Returns the probability density function (PDF) of this distribution evaluated at the specified point x.

http://commons.apache.org/proper/commons-math/apidocs/org/apache/commons/math3/distribution/MultivariateNormalDistribution.html#density(double[])

In this approach I'm converting my complex area in an ArrayList of Points and subsequently summing up all the densities by iterating over the ArrayList like this:

MultivariateNormalDistribution mnd = new MultivariateNormalDistribution(means, covariances);
double sum = 0.0;
    for(Point p : complexArea) {
    double[] pos = {p.x, p.y};
    sum += mnd.density(pos);
}
return sum;

But I've encountered a problem with lacking precision when setting the standard deviations to really low values so that the pdf is containing peaks > 1 at the position I'm calling mnd.density(pos). So the sum is adding up to values > 1.

To avoid these peaks I'm trying to sum up the average of a summed up value which are the surrounding points in double precision of the current point by

MultivariateNormalDistribution mnd = new MultivariateNormalDistribution(means, covariances);
double sum = 0.0;
for(Point p : surfacePoints) {
    double tmpRes = 0.0;

    for(double x = p.x - 0.5; x < p.x + 0.5; x+=0.1) {
        for(double y = p.y - 0.5; y < p.y + 0.5; y+=0.1) {
            double[] pos = {x, y};
            tmpRes += mnd.density(pos);
        }
    }
    sum += tmpRes / 100.0;
}

return sum;

which obviously works.

All in all I'm not quite sure if my approaches are fundamentally correct. Another approach would be to compute the probability with numerical integration but I'm clueless how to achieve this in java.

Are there any other possibilities to achieve this?

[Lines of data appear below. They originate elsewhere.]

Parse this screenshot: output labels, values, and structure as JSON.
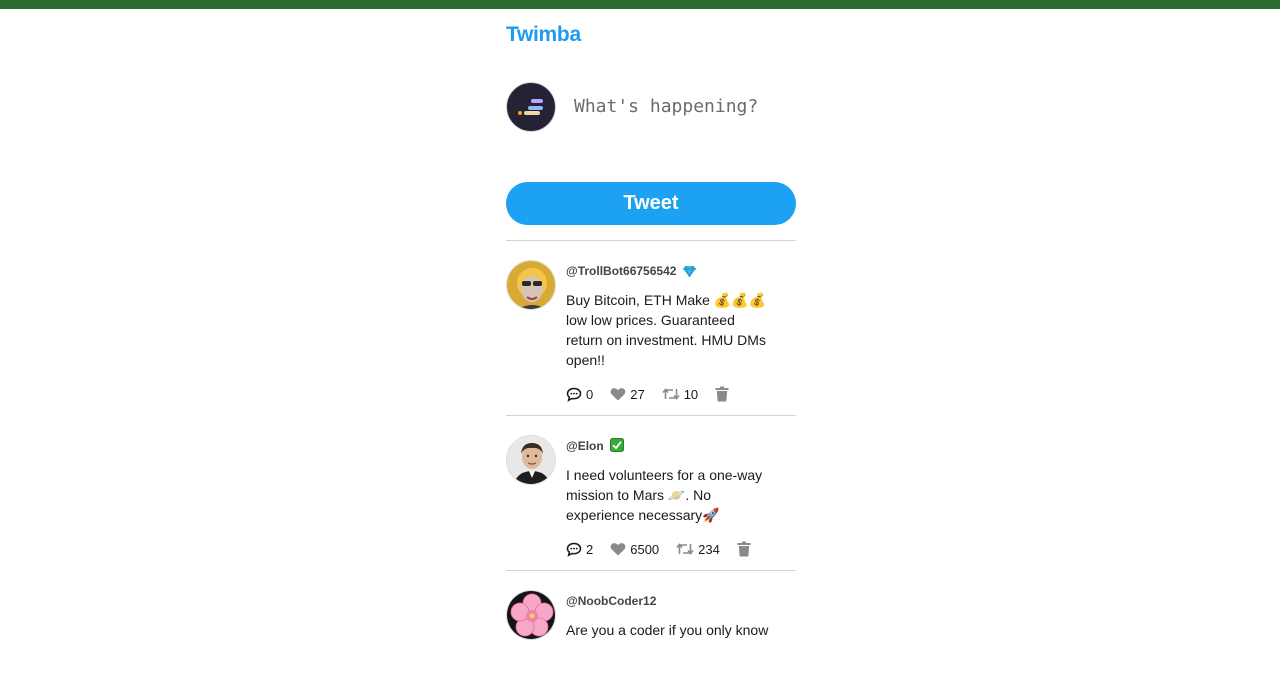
{
  "app": {
    "brand": "Twimba"
  },
  "composer": {
    "placeholder": "What's happening?",
    "tweet_button_label": "Tweet"
  },
  "colors": {
    "topbar": "#2d6a32",
    "brand": "#1d9bf0",
    "button": "#1da1f2"
  },
  "feed": [
    {
      "handle": "@TrollBot66756542",
      "badge_icon": "gem-icon",
      "text": "Buy Bitcoin, ETH Make 💰💰💰 low low prices. Guaranteed return on investment. HMU DMs open!!",
      "replies": "0",
      "likes": "27",
      "retweets": "10"
    },
    {
      "handle": "@Elon",
      "badge_icon": "check-mark-icon",
      "text": "I need volunteers for a one-way mission to Mars 🪐. No experience necessary🚀",
      "replies": "2",
      "likes": "6500",
      "retweets": "234"
    },
    {
      "handle": "@NoobCoder12",
      "text": "Are you a coder if you only know"
    }
  ]
}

EDIT: Beside the fact of lacking accuracy, the main question is: Is the second approach "summing up the densities" a valid method to obtain a probability in an area of a bivariate normal distribution? Thinking about 1-dimensional normal distributions, the probability of one specific point is always 0. How does the public double density(double[] vals) method in the apache math library obtain a valid value?

Answer 1

Your current approach is to perform a numerical integral by sampling at points with integer coordinates, assigning the value at each point to the whole square. This has two main sources of error. One is that the function may vary a lot within the square. Another is the boundary, where you integrate over squares not completely contained in the region. A third source of error is roundoff, but this will rarely be significant since the other sources of errors are huge.

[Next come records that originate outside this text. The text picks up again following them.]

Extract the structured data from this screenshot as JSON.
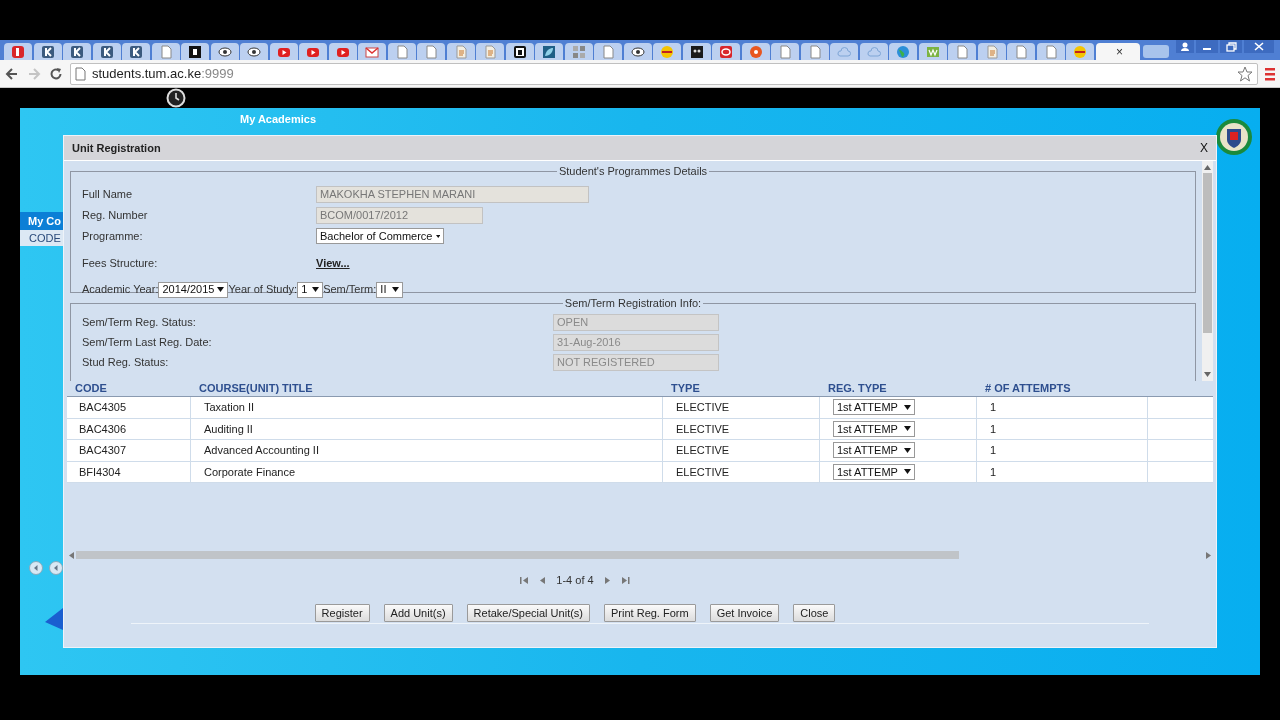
{
  "browser": {
    "tabs": [
      {
        "kind": "red",
        "selected": false
      },
      {
        "kind": "k",
        "selected": false
      },
      {
        "kind": "k",
        "selected": false
      },
      {
        "kind": "k",
        "selected": false
      },
      {
        "kind": "k",
        "selected": false
      },
      {
        "kind": "page",
        "selected": false
      },
      {
        "kind": "e",
        "selected": false
      },
      {
        "kind": "eye",
        "selected": false
      },
      {
        "kind": "eye",
        "selected": false
      },
      {
        "kind": "yt",
        "selected": false
      },
      {
        "kind": "yt",
        "selected": false
      },
      {
        "kind": "yt",
        "selected": false
      },
      {
        "kind": "mail",
        "selected": false
      },
      {
        "kind": "page",
        "selected": false
      },
      {
        "kind": "page",
        "selected": false
      },
      {
        "kind": "feed",
        "selected": false
      },
      {
        "kind": "feed",
        "selected": false
      },
      {
        "kind": "a",
        "selected": false
      },
      {
        "kind": "leaf",
        "selected": false
      },
      {
        "kind": "grid",
        "selected": false
      },
      {
        "kind": "page",
        "selected": false
      },
      {
        "kind": "eye",
        "selected": false
      },
      {
        "kind": "dash",
        "selected": false
      },
      {
        "kind": "owl",
        "selected": false
      },
      {
        "kind": "oracle",
        "selected": false
      },
      {
        "kind": "ask",
        "selected": false
      },
      {
        "kind": "page",
        "selected": false
      },
      {
        "kind": "page",
        "selected": false
      },
      {
        "kind": "cloud",
        "selected": false
      },
      {
        "kind": "cloud",
        "selected": false
      },
      {
        "kind": "globe",
        "selected": false
      },
      {
        "kind": "w3",
        "selected": false
      },
      {
        "kind": "page",
        "selected": false
      },
      {
        "kind": "feed",
        "selected": false
      },
      {
        "kind": "page",
        "selected": false
      },
      {
        "kind": "page",
        "selected": false
      },
      {
        "kind": "dash",
        "selected": false
      },
      {
        "kind": "blank",
        "selected": true,
        "close": "×"
      }
    ],
    "address": {
      "host": "students.tum.ac.ke",
      "port": ":9999"
    },
    "forward_disabled": true
  },
  "app": {
    "menu_title": "My Academics",
    "panel_title": "My Co",
    "panel_column": "CODE"
  },
  "dialog": {
    "title": "Unit Registration",
    "close": "X",
    "details": {
      "legend": "Student's Programmes Details",
      "fields": [
        {
          "label": "Full Name",
          "kind": "readonly",
          "value": "MAKOKHA STEPHEN MARANI"
        },
        {
          "label": "Reg. Number",
          "kind": "readonly",
          "value": "BCOM/0017/2012"
        },
        {
          "label": "Programme:",
          "kind": "select",
          "value": "Bachelor of Commerce"
        },
        {
          "label": "Fees Structure:",
          "kind": "link",
          "value": "View..."
        }
      ],
      "period": [
        {
          "label": "Academic Year:",
          "value": "2014/2015"
        },
        {
          "label": "Year of Study:",
          "value": "1"
        },
        {
          "label": "Sem/Term:",
          "value": "II"
        }
      ]
    },
    "registration": {
      "legend": "Sem/Term Registration Info:",
      "fields": [
        {
          "label": "Sem/Term Reg. Status:",
          "value": "OPEN"
        },
        {
          "label": "Sem/Term Last Reg. Date:",
          "value": "31-Aug-2016"
        },
        {
          "label": "Stud Reg. Status:",
          "value": "NOT REGISTERED"
        }
      ]
    },
    "table": {
      "columns": [
        "CODE",
        "COURSE(UNIT) TITLE",
        "TYPE",
        "REG. TYPE",
        "# OF ATTEMPTS"
      ],
      "rows": [
        {
          "code": "BAC4305",
          "title": "Taxation II",
          "type": "ELECTIVE",
          "reg_type": "1st ATTEMP",
          "attempts": "1"
        },
        {
          "code": "BAC4306",
          "title": "Auditing II",
          "type": "ELECTIVE",
          "reg_type": "1st ATTEMP",
          "attempts": "1"
        },
        {
          "code": "BAC4307",
          "title": "Advanced Accounting II",
          "type": "ELECTIVE",
          "reg_type": "1st ATTEMP",
          "attempts": "1"
        },
        {
          "code": "BFI4304",
          "title": "Corporate Finance",
          "type": "ELECTIVE",
          "reg_type": "1st ATTEMP",
          "attempts": "1"
        }
      ]
    },
    "pager": "1-4 of 4",
    "buttons": [
      "Register",
      "Add Unit(s)",
      "Retake/Special Unit(s)",
      "Print Reg. Form",
      "Get Invoice",
      "Close"
    ]
  }
}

One simple way to reduce the error is to use a finer grid. If you sample at points with coordinates that are integers divided by n (and multiply by the area n^-2 of the 1/n by 1/n squares), this will reduce both sources of errors. A problem is that you sample at about n^2 as many points.

I suggest writing your double integral over the region as an integral of integrals.

The inner integral (say, with respect to x) will be an integral of a one-dimensional Gaussian over an interval, if the region is convex, or at worst over a finite list of integrals. You integrate the pdf restricted to a particular y coordinate y0 along the intersection of the polygon with the horizontal line y=y0. You can evaluate the inner integrals using functions such as erf, which is numerically approximated in libraries, or you can do it yourself using a one-dimensional numerical integral.

The outer integral (say, with respect to y) naturally breaks up into pieces. Where there is a point of the polygon, the function inside the outer integral might not be smooth. So, break up the outer integral by the y-coordinates of the vertices of the polygon, and do a numerical integral such as the trapezoid rule or Simpson's Rule on each of the intervals. These require you to evaluate the inner integral at a few points in each interval and weight them appropriately.

This should produce much more accurate results for a given amount of time than simply refining the grid.

Answer 2

See:

Didonato, A. R., Jarnagin, Jr., M. P., & Hageman, R. K. (1980). Computation of the Integral of the Bivariate Normal Distribution Over Convex Polygons. SIAM Journal on Scientific and Statistical Computing, 1(2), 179–186. doi:10.1137/0901010

(If your polygon is not convex, there is another paper in the same issue that handles the general case.)